Y lo peor es que una de las zonas que va a empezar a sentir más los efectos dramáticos de la escasez muy pronto, es la península ibérica a la que la Naturaleza parece haber re­servado el tragicómico privilegio de la desertización de cuajo manteniendo los océanos: el suplicio de Tántalo. Por­que si las plantas de­salinizadoras son de coyuntura y sirven de auxilio, no remedian lo sustancial ni bastan para abaste­cer a los 40 millones de habitantes de España, más Portu­gal, ni a los seis mil millones que com­ponen la humani­dad. De otro modo las cifras de muertes por sed o por agua en malas condi­ciones en el mundo, no serían las que son.

Sigan, sigan haciendo cálculos en pérdidas por el calen­tamiento global y zonal. Sigan, sigan hablando de tantos por ciento por los incumplimientos del protocolo de Kyoto, sigan haciendo estimaciones de la compraventa de los "derechos de emisión" de gases. Sigan, sigan perorando, como antaño los concilios sobre el sexo de los ángeles, sobre los millones de tonela­das de CO² que cada país tiene derecho a lanzar a la at­mósfera...

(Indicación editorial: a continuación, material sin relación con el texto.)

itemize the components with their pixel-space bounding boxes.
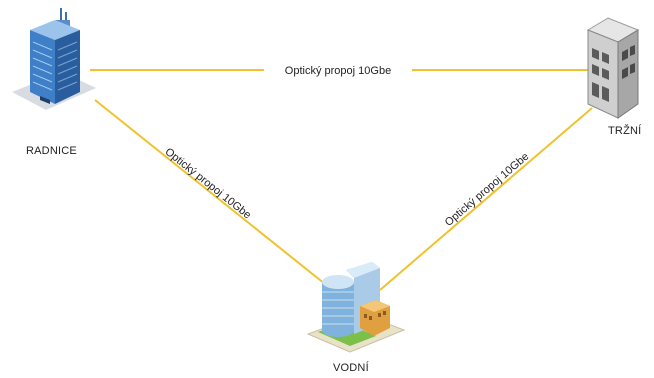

En el planeta habla mucho mercachifle del "infinito" que no tiene en cuenta lo esencial: que el planeta es fi­nito, que el agua potable es finita y que el oxí­geno es finito.

Sigan haciendo cálculos de agrimensor sobre lo que no soporta la biosfera... Como dijo Ghandi acerca del ojo por ojo, el mundo, así, haciendo cálculos de lo que queda, aca­bará ciego y en este caso también muerto. Le queda muy poco de vida. Tomando como unidad de medida los "últi­mos tres mil millones de años", unos cuantos años más son unos cuantos segundos del reloj.

¡Qué grande es el hom­bre! ¡Qué inteligentes son los cien­tíficos, los economistas, los políticos, los charlatanes, los sabios que siempre ven un motivo de optimismo, pero insu­frible­mente obtusos del ins­tinto! Que sigan todos con­tando. En otoño, cuando ya 79 munici­pios en Es­paña -dos millones de per­sonas- no tendrán agua del Tajo, habrá em­pezado la cuenta atrás en este país donde sabemos que no volverá a llover. Mejor dicho y ya que hablamos de canti­da­des, que lloverá sólo en proporciones inapreciables del chu­basco dé­bil, para limpiar el polvo.

¿Que esta visión es pesimista y causa alarma social? Pues el autor de este artículo lleva alarmado una dé­cada. Si los dueños y centros de inteligencia del mundo se hubieran alar­mado desde entonces como él, seguro que no estaría­mos ahora al borde del precipicio. Esto es lo que me pro­voca náuseas. ¿Se comprenden mejor ahora los motivos de mi desprecio hacia todos ellos?

Las desigualdades sociales evitables, por un lado, y esta necedad bíblica de la comunidad mundial de empresarios comunes y de postín, de diri­gentes, de científicos, de filó­sofos, de políticos, de periodistas, de medios y de institucio­nes relacionada con aquellas desigualdades y so­bre todo ahora con los efectos del trastorno (no cambio, no ciclo) del clima, lo justifican. No estamos ante una se­quía. Estamos en pleno proceso de desecación del planeta causada por el sistema económico que tanto maravilla a los que por disfru­tarlo orgiásticamente, como la droga extenuante, nos vemos ahora nosotros en el trance de penar las consecuencias, pero principalmente de sufrirlas las siguientes generacion­res.

Y he de decir, por último, que estoy convencido de que jamás un ser humano habrá de­seado tanto como yo sufrir estrabismo mental, estar equivocado y en definitiva no tener razón, abotargada por un calor extemporáneo y una seque­dad atosigante.